The cornerstone to almost any issue about regulating big tech is data. As Amazon continues to build accurate user profiles and understand people's most intimate desires, what steps are they taking to protect the privacy of their customers?

As Amazon's first Chief Scientist, Andreas Weigend, explains: "We didn't think of [customer profiling] as exploiting, we thought about helping people make better decisions."

So, is Amazon's business model sustainable and why are regulators concerned about their growing dominance? Let's take a look at some of the most hotly-debated Amazon regulatory issues:

Manipulative consumer practices. In September 2025, the FTC secured a historic $2.5 billion settlement against Amazon — the largest ever obtained by the FTC — over allegations that the company misled millions of consumers into subscribing to Amazon Prime and then made it unreasonably difficult for them to cancel, in alleged violation of the FTC Act. The settlement is only phase one of the FTC's legal campaign against Amazon, with a full monopolization case still to come.

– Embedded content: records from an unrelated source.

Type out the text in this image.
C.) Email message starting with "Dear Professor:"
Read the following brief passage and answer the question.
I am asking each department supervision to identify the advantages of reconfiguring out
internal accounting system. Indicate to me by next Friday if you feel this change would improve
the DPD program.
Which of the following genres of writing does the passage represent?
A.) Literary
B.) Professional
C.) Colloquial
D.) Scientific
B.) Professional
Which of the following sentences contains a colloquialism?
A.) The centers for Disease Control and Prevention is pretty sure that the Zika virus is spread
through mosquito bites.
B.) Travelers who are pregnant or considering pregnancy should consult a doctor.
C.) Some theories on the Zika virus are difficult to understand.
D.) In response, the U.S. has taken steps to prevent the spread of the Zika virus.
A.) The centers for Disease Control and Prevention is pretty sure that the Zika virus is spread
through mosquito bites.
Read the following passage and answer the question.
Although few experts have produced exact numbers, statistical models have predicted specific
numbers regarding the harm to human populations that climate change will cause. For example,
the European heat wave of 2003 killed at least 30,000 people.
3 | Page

Antitrust scrutiny of the marketplace. The FTC and the attorneys general of 17 states — later joined by Vermont and Puerto Rico — sued Amazon, accusing the online retailer of raising prices and creating monopolies by, among other things, altering organic search results to show paid advertisements or Amazon's own products, and overcharging online sellers.

Data Protection. Following a number of ongoing antitrust inquiries across the world, Amazon faces persistent scrutiny over allegations that it harvests data from third-party sellers to make low-cost versions of popular products — effectively using small businesses as a research-and-development arm. 50% of third-party online retailers that sell with Amazon say Amazon sells products that directly compete with theirs.

Environmental Impact. As companies worldwide face pressure to reduce their carbon footprint, Amazon's vast logistics and data centre operations remain under scrutiny. Amazon has committed to net-zero carbon by 2040, but with CEO Andy Jassy confirming plans to invest approximately $200 billion in capital expenditure in 2026, primarily in AWS infrastructure, the energy demands of its AI-driven cloud empire are only growing.

Controlling the competition. Many smaller retailers believe Amazon has unfair control and monopolisation over the e-commerce space. Companies must pay to increase the visibility of their products on Amazon — forcing small retailers to choose between sales figures and profit margins. Regulatory watchdogs on both sides of the Atlantic continue to investigate Amazon's treatment of third-party suppliers to promote fair competition.